Изменить размер шрифта - +

– Трудненько, поди, тебе, Семеныч, с казенного-то хлеба прямо на наше волчье положенье перейти? – пытал Петр Васильич, наигрывая единственным оком. – Скучненько, поди, а?

– Сперва-то сумневался, это точно, а потом приобык…

– Оно, конечно, привычка, а все-таки… При машине-то в тепле сидел, а тут на холоду да на погоде.

Семеныч от наливки и горячего чая заметно захмелел, и язык у него стал путаться. А тут Марья все около самовара вертится и на него поглядывает.

– Не заглядывайся больно-то, Марьюшка, а то после тосковать будешь, – пошутил Петр Васильич. – Парень чистяк, уж это что говорить!

– Наш, поди, балчуговский, без тебя знаю… – смело отвечала Марья, за словом в карман не лазившая вообще. – Почитай в суседях с Петром Семенычем жили…

– В субботу, когда с шахты выходил домой, мимо вас дорога была, Марья Родивоновна… Тошно, поди, вам здесь на Фотьянке-то?.. Одним словом, кондовое варнацкое гнездо.

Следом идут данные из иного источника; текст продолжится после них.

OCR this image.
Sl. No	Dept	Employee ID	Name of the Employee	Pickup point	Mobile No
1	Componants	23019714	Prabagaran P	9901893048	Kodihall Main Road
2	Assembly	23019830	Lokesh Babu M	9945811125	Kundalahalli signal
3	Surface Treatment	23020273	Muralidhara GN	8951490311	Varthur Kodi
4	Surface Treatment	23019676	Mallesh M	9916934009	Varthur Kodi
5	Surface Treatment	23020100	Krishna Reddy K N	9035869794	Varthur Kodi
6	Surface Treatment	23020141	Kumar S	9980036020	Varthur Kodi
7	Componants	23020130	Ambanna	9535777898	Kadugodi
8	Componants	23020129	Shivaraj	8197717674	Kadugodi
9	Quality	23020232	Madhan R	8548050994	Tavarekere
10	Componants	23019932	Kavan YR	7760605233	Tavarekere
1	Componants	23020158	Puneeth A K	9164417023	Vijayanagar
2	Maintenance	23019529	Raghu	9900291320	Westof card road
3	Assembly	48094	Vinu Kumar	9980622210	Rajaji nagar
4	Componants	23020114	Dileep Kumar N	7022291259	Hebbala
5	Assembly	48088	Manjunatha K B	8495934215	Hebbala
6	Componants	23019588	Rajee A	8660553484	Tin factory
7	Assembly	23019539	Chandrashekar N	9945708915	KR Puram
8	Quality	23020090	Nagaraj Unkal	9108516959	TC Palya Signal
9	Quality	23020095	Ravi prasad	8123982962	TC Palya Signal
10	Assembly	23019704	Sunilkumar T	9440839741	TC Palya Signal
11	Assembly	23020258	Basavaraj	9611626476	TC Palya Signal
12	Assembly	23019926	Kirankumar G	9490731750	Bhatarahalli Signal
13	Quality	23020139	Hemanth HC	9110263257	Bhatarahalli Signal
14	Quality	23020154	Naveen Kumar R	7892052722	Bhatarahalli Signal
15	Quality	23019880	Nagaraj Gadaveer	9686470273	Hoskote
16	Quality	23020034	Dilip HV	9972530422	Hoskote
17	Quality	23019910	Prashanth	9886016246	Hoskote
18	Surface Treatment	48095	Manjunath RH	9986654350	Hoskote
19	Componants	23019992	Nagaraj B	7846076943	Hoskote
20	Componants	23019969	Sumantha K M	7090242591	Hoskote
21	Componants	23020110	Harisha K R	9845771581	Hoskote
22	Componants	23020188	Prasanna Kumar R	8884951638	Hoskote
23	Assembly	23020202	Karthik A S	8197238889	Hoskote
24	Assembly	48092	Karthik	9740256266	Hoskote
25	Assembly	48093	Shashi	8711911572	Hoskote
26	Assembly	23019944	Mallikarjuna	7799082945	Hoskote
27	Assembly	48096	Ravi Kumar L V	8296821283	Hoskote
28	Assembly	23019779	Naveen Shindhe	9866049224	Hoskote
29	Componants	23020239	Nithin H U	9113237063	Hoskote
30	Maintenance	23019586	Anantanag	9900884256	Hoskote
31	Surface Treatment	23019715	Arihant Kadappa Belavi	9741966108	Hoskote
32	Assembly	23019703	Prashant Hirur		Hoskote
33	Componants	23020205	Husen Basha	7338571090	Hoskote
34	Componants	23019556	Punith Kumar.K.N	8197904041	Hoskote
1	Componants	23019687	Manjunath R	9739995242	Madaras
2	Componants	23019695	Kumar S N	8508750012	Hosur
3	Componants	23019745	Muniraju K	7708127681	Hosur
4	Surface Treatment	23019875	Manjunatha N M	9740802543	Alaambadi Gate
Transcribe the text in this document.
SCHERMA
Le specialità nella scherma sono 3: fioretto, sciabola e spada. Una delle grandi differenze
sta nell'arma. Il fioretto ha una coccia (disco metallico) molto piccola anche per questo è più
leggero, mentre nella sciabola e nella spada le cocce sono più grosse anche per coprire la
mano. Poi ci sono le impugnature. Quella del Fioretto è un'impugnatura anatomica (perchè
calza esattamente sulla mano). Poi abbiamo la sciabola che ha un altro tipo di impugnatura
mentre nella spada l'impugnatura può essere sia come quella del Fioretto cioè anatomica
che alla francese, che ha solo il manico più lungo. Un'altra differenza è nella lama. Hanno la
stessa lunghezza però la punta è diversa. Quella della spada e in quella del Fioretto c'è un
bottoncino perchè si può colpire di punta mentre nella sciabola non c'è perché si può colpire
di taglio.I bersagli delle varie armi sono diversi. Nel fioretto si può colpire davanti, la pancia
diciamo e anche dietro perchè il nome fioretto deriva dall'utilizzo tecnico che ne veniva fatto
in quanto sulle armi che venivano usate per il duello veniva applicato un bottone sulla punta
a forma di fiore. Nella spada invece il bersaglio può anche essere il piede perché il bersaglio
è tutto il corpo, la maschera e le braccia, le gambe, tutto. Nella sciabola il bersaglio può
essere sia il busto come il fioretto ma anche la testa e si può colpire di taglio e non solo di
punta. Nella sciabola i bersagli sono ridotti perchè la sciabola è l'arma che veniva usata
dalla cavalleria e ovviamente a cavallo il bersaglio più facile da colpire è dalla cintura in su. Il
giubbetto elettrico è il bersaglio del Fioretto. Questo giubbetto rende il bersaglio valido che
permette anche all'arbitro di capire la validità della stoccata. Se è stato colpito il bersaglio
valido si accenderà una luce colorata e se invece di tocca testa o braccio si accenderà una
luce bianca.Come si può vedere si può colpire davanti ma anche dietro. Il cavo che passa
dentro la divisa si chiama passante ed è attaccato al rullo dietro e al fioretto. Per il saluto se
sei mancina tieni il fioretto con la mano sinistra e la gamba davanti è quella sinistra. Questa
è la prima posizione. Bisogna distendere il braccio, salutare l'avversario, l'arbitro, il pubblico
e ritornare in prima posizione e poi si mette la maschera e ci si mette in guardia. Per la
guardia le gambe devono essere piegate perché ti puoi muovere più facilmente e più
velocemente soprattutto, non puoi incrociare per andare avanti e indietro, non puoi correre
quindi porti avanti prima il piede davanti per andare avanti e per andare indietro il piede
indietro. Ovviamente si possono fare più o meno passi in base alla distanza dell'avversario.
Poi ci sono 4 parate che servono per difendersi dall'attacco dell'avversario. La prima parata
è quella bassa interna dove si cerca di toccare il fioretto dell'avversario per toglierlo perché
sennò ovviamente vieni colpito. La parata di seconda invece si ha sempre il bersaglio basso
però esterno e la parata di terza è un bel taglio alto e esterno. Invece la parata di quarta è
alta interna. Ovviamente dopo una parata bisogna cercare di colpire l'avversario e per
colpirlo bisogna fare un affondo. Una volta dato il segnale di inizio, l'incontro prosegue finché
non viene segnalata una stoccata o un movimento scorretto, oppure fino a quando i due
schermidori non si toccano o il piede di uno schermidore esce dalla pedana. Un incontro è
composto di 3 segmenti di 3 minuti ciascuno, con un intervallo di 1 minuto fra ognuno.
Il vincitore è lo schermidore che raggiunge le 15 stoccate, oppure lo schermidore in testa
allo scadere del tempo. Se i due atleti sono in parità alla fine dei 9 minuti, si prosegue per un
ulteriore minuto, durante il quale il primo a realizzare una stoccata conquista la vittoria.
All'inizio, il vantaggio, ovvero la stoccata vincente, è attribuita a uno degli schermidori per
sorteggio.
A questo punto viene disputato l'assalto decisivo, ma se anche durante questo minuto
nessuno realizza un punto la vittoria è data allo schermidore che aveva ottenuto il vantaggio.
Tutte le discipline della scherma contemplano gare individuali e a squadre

– А ты, Марьюшка, маненько как будто уничтожься… – шепнул Петр Васильич, моргая оком. – Дельце у нас с Петром Семенычем.

Марья вышла с большой неохотой, а Петр Васильич подвинулся еще ближе к гостю, налил ему еще наливки и завел сладкую речь о глупости Мыльникова, который «портит товар». Когда машинист понял, в какую сторону гнул свою речь тароватый хозяин, то отрицательно покачал головой. Ничего нельзя поделать. Мыльников, конечно, глуп, а все-таки никого в дудку не пускает: либо сам спускается, либо посылает Оксю.

– Так, так… – соглашался Петр Васильич, жалея, что напрасно только стравил полуштоф наливки, а парень оказался круглым дураком. – Ну, Семеныч, теперь ты тово… ступай, значит, домой.

Когда Семеныч, пошатываясь, выходил из избы, в полутемных сенях его остановила Марья, – она его караулила здесь битый час.

– Петр Семеныч, голубчик, не верьте вы ни единому слову Петра-то Васильича, – шепнула она. – Неспроста он улещал вас… Продаст.

Вместо ответа Семеныч привлек к себе бойкую девушку и поцеловал прямо в губы. Марья вся дрожала, прижавшись к нему плечом. Это был первый мужской поцелуй, горячим лучом ожививший ее завядшее девичье сердце. Она, впрочем, сейчас же опомнилась, помогла спуститься дорогому гостю с крутой лестницы и проводила до ворот. Машинист, разлакомившись легкой победой, хотел еще раз обнять ее, но Марья кокетливо увернулась и только погрозила пальцем.

– Ужо выходи вечерком за ворота… – упрашивал разгоревшийся Семеныч.

– Больно ускорился… Ступай да неси и не потеряй.

Когда Марья вихрем взлетела на крыльцо, охваченная пожаром своего позднего счастья, ее встретила баушка Лукерья. Старуха молча ухватила племянницу за ухо и так увела в заднюю избу.

– Ты это что придумала-то, негодница?

– Баушка, миленькая… золотая…

– Я тебе покажу баушку! Фенька сбежала, да и ты сбежишь, а я с кем тут останусь? Ну, диви бы молоденькая девчонка была, у которой ветер на уме, а то… тьфу!.. Срам и говорить-то… По сеням женихов ловишь, срамница!

Марья терпеливо выслушала ворчанье и попреки старухи, а сама думала только одно: как это баушка не поймет, что если молодые девки выскакивают замуж без хлопот, так ей надо самой позаботиться о своей голове. Не на кого больше-то надеяться… Голова у Марьи так и кружилась, даже дух захватывало. Не из важных женихов машинист Семеныч, а все-таки мужчина… Хорошо баушке Лукерье теперь бобы-то разводить, когда свой век изжила… Тятенька Родион Потапыч такой же: только про себя и знают.